A ação dos sauditas impedirá que outros países ganhem fatias de mercado a suas custas, mas terá um efeito baixista sobre as cotações. Boa parte do represamento do fornecimento do cartel foi anulado pela queda da demanda e pelo aumento da produção, o que trouxe uma disponibilidade adicional equivalente a 3,5 milhões de barris/dia. Depois da decisão, porém, a guerra de Israel contra o Hamas e o Hezbollah recrudesceu ao ponto em que a destruição da capacidade de produzir e escoar petróleo no Irã passou a ser cogitada pelos estrategistas israelenses.
Os mercados especulam sobre quais seriam os efeitos desses ataques e as possíveis reações do Irã a eles. Se a produção iraniana, de 3,4 milhões de barris/dia, fosse totalmente retirada do mercado, os outros países do cartel teriam como substituí-la, pois contam com capacidade ociosa. A Arábia Saudita e os Emirados Árabes Unidos têm disponibilidade para elevar sua produção em até 5 milhões de barris/diários. Mas as cotações certamente explodiriam caso o Irã revidasse com o fechamento do Estreito de Ormuz, impedindo não só o fluxo de sua produção para o exterior, como a de boa parte da Arábia Saudita. Seria uma segunda rota vital para o comércio de petróleo obstruída em menos de dois anos.
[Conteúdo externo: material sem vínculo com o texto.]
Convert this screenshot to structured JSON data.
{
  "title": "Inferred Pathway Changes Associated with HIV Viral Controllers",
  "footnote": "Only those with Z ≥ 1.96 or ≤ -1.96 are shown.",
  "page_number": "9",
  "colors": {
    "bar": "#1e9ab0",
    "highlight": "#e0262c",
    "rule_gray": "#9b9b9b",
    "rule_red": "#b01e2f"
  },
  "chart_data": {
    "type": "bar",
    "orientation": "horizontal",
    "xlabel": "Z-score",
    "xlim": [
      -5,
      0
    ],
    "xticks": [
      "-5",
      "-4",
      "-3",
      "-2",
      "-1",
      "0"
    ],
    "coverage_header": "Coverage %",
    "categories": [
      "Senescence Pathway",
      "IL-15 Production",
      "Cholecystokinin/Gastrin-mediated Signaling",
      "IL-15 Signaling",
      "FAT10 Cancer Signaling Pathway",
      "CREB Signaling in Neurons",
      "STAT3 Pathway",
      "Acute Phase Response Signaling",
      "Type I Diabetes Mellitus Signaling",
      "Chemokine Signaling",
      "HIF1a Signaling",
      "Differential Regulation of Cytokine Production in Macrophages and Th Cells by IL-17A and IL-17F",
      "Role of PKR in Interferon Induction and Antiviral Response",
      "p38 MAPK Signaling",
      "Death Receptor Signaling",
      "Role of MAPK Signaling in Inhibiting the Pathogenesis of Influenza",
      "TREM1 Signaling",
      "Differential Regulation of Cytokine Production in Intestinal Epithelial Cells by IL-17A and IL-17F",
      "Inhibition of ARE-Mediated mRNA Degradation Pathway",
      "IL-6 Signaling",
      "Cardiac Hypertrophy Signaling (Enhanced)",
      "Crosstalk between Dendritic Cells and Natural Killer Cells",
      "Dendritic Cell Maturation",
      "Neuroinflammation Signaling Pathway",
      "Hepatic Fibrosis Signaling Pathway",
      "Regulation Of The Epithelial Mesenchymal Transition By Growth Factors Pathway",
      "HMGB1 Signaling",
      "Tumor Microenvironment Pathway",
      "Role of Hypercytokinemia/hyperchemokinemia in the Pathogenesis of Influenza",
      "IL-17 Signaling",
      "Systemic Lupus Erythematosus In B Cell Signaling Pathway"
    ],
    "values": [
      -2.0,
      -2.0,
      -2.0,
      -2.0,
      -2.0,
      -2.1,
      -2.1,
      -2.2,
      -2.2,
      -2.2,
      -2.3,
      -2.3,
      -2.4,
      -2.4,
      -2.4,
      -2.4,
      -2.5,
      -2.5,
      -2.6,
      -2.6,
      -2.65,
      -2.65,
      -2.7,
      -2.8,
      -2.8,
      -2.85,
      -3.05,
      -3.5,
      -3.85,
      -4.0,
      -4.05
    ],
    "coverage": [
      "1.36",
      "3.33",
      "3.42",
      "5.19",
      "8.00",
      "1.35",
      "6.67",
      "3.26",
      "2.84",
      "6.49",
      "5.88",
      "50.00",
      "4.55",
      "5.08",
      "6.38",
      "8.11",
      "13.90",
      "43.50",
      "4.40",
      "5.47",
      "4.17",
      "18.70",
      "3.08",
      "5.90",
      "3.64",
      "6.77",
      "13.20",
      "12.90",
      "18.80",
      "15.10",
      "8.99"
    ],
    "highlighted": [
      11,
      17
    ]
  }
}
Os houthis, aliados do Irã, em conflito com a Arábia Saudita, fazem ataques no Estreito de Bab El Mandeb, na ponta do Mar Vermelho, o que retirou da rota dos cargueiros o Canal de Suez. Por ela passavam 15% do comércio global (não só óleo) e 30% da carga em contêineres. Os navios se desviaram desse caminho e aumentaram em média em 9% o percurso. Os fretes da Ásia para a Costa Oeste do EUA até fevereiro haviam subido 130% desde novembro. A rota Xangai-Roterdã, com desvio pelo Cabo da Boa Esperança, elevou os custos do transporte em 35% (Valor, 4 de outubro).
A disseminação do conflito pelo Oriente Médio não impediu a queda da demanda, também impulsionada pelo avanço das energias verdes, mas pode repentinamente estrangular grande parte da oferta de petróleo. Na crise financeira de 2008, o preço do barril do tipo Brent chegou ao recorde de US$ 148,50. As cotações iriam buscar esse teto se o óleo deixasse de fluir do Oriente Médio.